April Lady
- First edition
- Author: Georgette Heyer
- Cover artist: Arthur Barbosa
- Language: English
- Genre: Regency, Romance
- Publisher: William Heinemann
- Publication date: 1957
- Publication place: United Kingdom
- Media type: Print (Hardback & Paperback)
- Pages: 268 pp
- Preceded by: Sprig Muslin
- Followed by: Sylvester

= April Lady =

1957 novel by Georgette Heyer

April Lady is a Regency romance by Georgette Heyer, published in 1957 by Heinemann in the UK and by Putnam in the US. Previously serialised in the Woman's Journal as “My Lady Cardross”, the new novel was Heyer’s forty-fourth book and her fifteenth Regency novel.

== Plot ==
The story is set in 1813. Helen (Nell) Irvine, daughter of the Earl of Pevensey, has recently been married at the age of 18 to the significantly older Giles Merrion, Earl of Cardross, and has thus rescued her family from the impoverishment brought about by her father's gambling debts and then her brother’s irregular lifestyle. It had really been a love match on both sides, but owing to the stupidity of her mother's advice, Nell has hidden her feelings from him. An added complication is that Cardross has formerly had Lady Orsett as a mistress, a matter which neither feels able to discuss with the other.

Both have incorrigible siblings who complicate their relations. Nell's brother Dysart is a drunken gambler whose wild behaviour places him on the shady side of the law. Nell has secretly lent him more money than was wise and now has difficulty in meeting her own exorbitant expenditure. Also in her household is her husband's half-sister Letitia (Letty), an undisciplined brat utterly spoilt by an over-indulgent upbringing. She has fallen in love with the upright Jeremy Allandale, an aspiring diplomat who is soon to take up a position at the exiled Portuguese court in Brazil. The match has been forbidden by Cardross until Letty is older. She makes Nell her confidant and her extravagant emotions and plans to elope make family life highly uncomfortable.

Relations between husband and wife are further strained by misunderstanding. Nell believes that Cardross has only married her to satisfy convention, while Cardross suspects that Nell accepted him only for his money. This is especially so when bills continue to pile up despite her generous quarterly allowance. Cardross agrees to make a final settlement, but unfortunately Nell discovers another bill that has been overlooked and dare not admit it. Instead she asks Dysart to repay her loan, which he is unable to do. Instead he and his companion Corny Fancot engage in hare-brained schemes to raise the money by other means.
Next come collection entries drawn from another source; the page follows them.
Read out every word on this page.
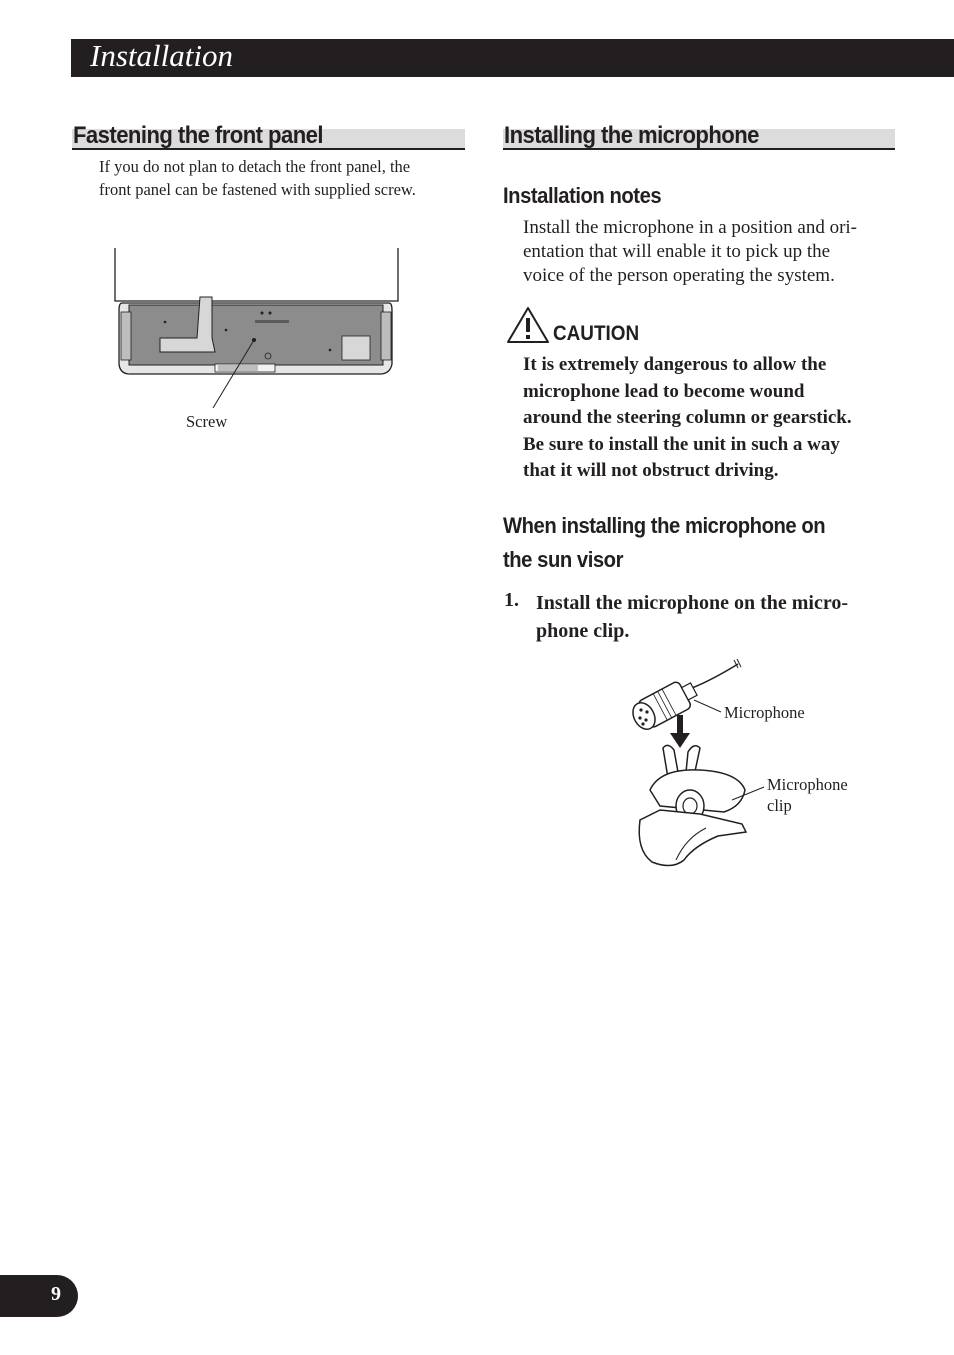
Installation
Fastening the front panel
If you do not plan to detach the front panel, the
front panel can be fastened with supplied screw.
Screw
Installing the microphone
Installation notes
Install the microphone in a position and ori-
entation that will enable it to pick up the
voice of the person operating the system.
CAUTION
It is extremely dangerous to allow the
microphone lead to become wound
around the steering column or gearstick.
Be sure to install the unit in such a way
that it will not obstruct driving.
When installing the microphone on
the sun visor
1. Install the microphone on the micro-phone clip.
Microphone
Microphone
clip
9
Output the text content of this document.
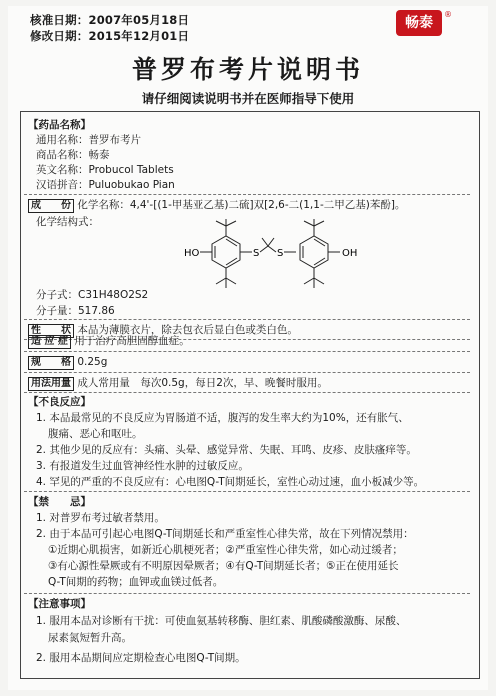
核准日期：2007年05月18日
修改日期：2015年12月01日
畅泰
®
普罗布考片说明书
请仔细阅读说明书并在医师指导下使用
【药品名称】
通用名称：普罗布考片
商品名称：畅泰
英文名称：Probucol Tablets
汉语拼音：Puluobukao Pian
成　　份 化学名称：4,4'-[(1-甲基亚乙基)二硫]双[2,6-二(1,1-二甲乙基)苯酚]。
化学结构式：
HO	S S	OH
分子式：C31H48O2S2
分子量：517.86
性　　状 本品为薄膜衣片，除去包衣后显白色或类白色。
适 应 症 用于治疗高胆固醇血症。
规　　格 0.25g
用法用量 成人常用量　每次0.5g，每日2次，早、晚餐时服用。
【不良反应】
1. 本品最常见的不良反应为胃肠道不适，腹泻的发生率大约为10%，还有胀气、
腹痛、恶心和呕吐。
2. 其他少见的反应有：头痛、头晕、感觉异常、失眠、耳鸣、皮疹、皮肤瘙痒等。
3. 有报道发生过血管神经性水肿的过敏反应。
4. 罕见的严重的不良反应有：心电图Q-T间期延长，室性心动过速，血小板减少等。
【禁　　忌】
1. 对普罗布考过敏者禁用。
2. 由于本品可引起心电图Q-T间期延长和严重室性心律失常，故在下列情况禁用：
①近期心肌损害，如新近心肌梗死者；②严重室性心律失常，如心动过缓者；
③有心源性晕厥或有不明原因晕厥者；④有Q-T间期延长者；⑤正在使用延长
Q-T间期的药物；血钾或血镁过低者。
【注意事项】
1. 服用本品对诊断有干扰：可使血氨基转移酶、胆红素、肌酸磷酸激酶、尿酸、
尿素氮短暂升高。
2. 服用本品期间应定期检查心电图Q-T间期。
Eventually a jewelled necklace, a family heirloom, disappears and Nell falls under suspicion. In fact it was Letty's doing in an effort to raise funds for an elopement with Allandale. Cardross retrieves the necklace and, when Allandale brings the furious Letty back to Grosvenor Square, gives the couple permission to marry. At the same time Cardross is brought to understand Nell's true affection and he assures her of his.

==A world of language==
Heyer began writing her novel in 1956, naming it The Necklace in reference to the novel's climax, but she eventually changed this to April Lady owing to her publisher's neutral reception of the proposed title. Jennifer Kloester conjectured in her biography that a Shakespearean reference is intended to the "men are April when they woo" speech in As You Like It. But by Victorian times the phrase "April's lady" had emerged as a metaphor for the feminine half of a romantic pair, as in Algernon Charles Swinburne's lines "If you were April’s lady /and I were lord of May" from his much reprinted poem "A Match". Later in the century the phrase figured as the title of a romantic novel by Margaret Wolfe Hungerford in 1890 and in the form "The April Lady" in a lyric by Helen Taylor (1876 - 1943), set by Helena M. Bland in 1917.

Heyer's own estimate of her novel's story line was delivered in a letter to her friend Patricia Wallace: "This one is going to touch an All Time Low. No, really, it STINKS!" For her it is only saved by its ending, which "incorporates every last one of the characters which are my stock-in-trade, and ends with the sort of absurd scene which (I hope) raises my novels slightly above the Utterly Bloody Standard". Later writers have tended to agree with the author's own doubts. For A. S. Byatt, the situations and characters in April Lady are only "a rehash of the earlier The Convenient Marriage" . And for another commentator, Mari Ness, the sheer volume of carefully researched Regency slang used in the novel has "created a thoroughly artificial world, a world that is not really Regency England, but very much a place of Heyer's imagination".

==Bibliography==
Kloester, Jennifer. Georgette Heyer, William Heinemann, 2011.